Au début n’est pas l’idée, mais un désir matinal d’envol — le besoin de partir vers une clairière de meilleure musique. Quitter la bulle des langues mortes et suivre les cailloux blancs sur le chemin. Cavalier noir est le dit, le poème narratif d’un voyage lié à ma vie. Suis trop africain, trop attaché à la pesée des signes géomantiques offerts par le destin, pour soutenir l’abstraction de la pure fiction. Cavalier noir est le livre d’un corps en mouvement — une chronique de soi soumise à transposition, un récit des aventures que le monde contemporain réserve au picaro des mots.
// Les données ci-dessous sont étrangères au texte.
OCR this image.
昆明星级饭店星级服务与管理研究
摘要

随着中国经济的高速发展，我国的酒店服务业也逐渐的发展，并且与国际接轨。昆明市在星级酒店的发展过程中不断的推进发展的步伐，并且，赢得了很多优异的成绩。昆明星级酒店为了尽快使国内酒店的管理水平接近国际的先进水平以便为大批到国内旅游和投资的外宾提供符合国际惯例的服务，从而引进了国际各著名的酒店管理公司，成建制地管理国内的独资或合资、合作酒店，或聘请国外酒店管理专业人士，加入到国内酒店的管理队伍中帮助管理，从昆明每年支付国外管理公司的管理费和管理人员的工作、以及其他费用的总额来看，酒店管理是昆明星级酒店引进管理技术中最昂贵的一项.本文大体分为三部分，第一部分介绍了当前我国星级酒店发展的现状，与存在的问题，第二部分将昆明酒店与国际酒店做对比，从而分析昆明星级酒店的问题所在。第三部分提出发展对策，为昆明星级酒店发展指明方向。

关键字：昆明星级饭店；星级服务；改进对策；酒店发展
Depuis son enfance, le narrateur de Cavalier noir survit hors société et ne vit d’autres aventures que celle du verbe. C’est un traverseur de langages, passé de classes sociales et de parlers en autres, transfuge et voyeur, en quête d’une langue de féerie : ce français entier, ce français d’énergie jadis promis et jamais trouvé.
Ce cavalier ne court pas le monde sur un cheval, mais sur un vélo noir. Cavalier noir emprunte aux fantasmes aujourd’hui dérisoires du récit de chevalerie : après la traversée des périls vient un Graal (une langue-épée, de métal inconnu). Cette traversée désuète et très-actuelle, à travers l’Europe dévastée de misère et laideur, s’effectue sous l’empreinte du féminin. Une messagère a promis naguère au jeune cavalier, né dans l’enfer des sous-langages (la ville nouvelle, la Babel de béton où pullule les sous-parlers) l’existence d’une contrée du haut français. Et elle lui indiqué le chemin, sans savoir qu’il allait y frôler la mort.
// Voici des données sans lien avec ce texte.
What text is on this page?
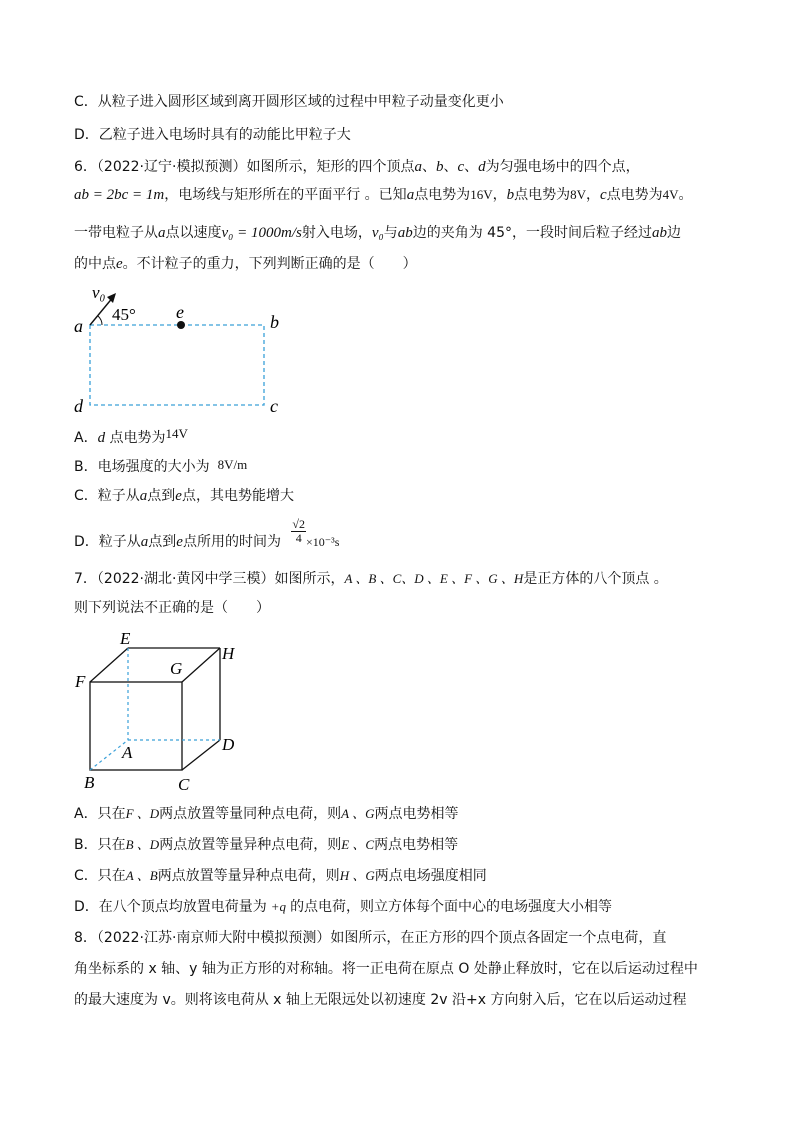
C．从粒子进入圆形区域到离开圆形区域的过程中甲粒子动量变化更小
D．乙粒子进入电场时具有的动能比甲粒子大
6．（2022·辽宁·模拟预测）如图所示，矩形的四个顶点a、b、c、d为匀强电场中的四个点，
ab = 2bc = 1m，电场线与矩形所在的平面平行 。已知a点电势为16V，b点电势为8V，c点电势为4V。
一带电粒子从a点以速度v₀ = 1000m/s射入电场，v₀与ab边的夹角为 45°，一段时间后粒子经过ab边
的中点e。不计粒子的重力，下列判断正确的是（　　）
v₀
45°
a
e	b
d	c
A．d 点电势为14V
B．电场强度的大小为 8V/m
C．粒子从a点到e点，其电势能增大
D．粒子从a点到e点所用的时间为 $\frac{√2}{4} \times 10^{-3}s$
7．（2022·湖北·黄冈中学三模）如图所示，A 、B 、C、D 、E 、F 、G 、H是正方体的八个顶点 。
则下列说法不正确的是（　　）
E
H
F
G
A	D
B	C
A．只在F 、D两点放置等量同种点电荷，则A 、G两点电势相等
B．只在B 、D两点放置等量异种点电荷，则E 、C两点电势相等
C．只在A 、B两点放置等量异种点电荷，则H 、G两点电场强度相同
D．在八个顶点均放置电荷量为 +q 的点电荷，则立方体每个面中心的电场强度大小相等
8．（2022·江苏·南京师大附中模拟预测）如图所示，在正方形的四个顶点各固定一个点电荷，直
角坐标系的 x 轴、y 轴为正方形的对称轴。将一正电荷在原点 O 处静止释放时，它在以后运动过程中
的最大速度为 v。则将该电荷从 x 轴上无限远处以初速度 2v 沿+x 方向射入后，它在以后运动过程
Comme dans Forcenés, j’écris l’épreuve du corps, l’héroïsme de pacotille, enfantin, inactuel, d’un solitaire affronté à la croûte terrestre hérissée de montagnes attirantes et hostiles ; à la cordillère des mots, des mots enchanteurs tous affectés du double pouvoir : le pouvoir de résurrection et le pouvoir de mort. Le picaro de Cavalier noir traverse l’Europe et le temps, de Paris vers l’Allemagne, de la Seine vers le Neckar, le fleuve magique d’Hölderlin, à la recherche d’une utopie poétique, de l’Eden verbal promis avant ses vingt ans et qu’il poursuit toujours à cinquante. Il a tout perdu, maison, épouse, et le voici à nu, chargé de son vélo léger et de son petit dico, qui rejoint une jeune femme affectée d’étranges pouvoirs, une fille solaire et musicale, qui a renoncé à sa langue natale pour l’amour du français. Elle l’attire en pays de brume, en étrange habitat, dans une hutte perchée sous la canopée de la Forêt Noire.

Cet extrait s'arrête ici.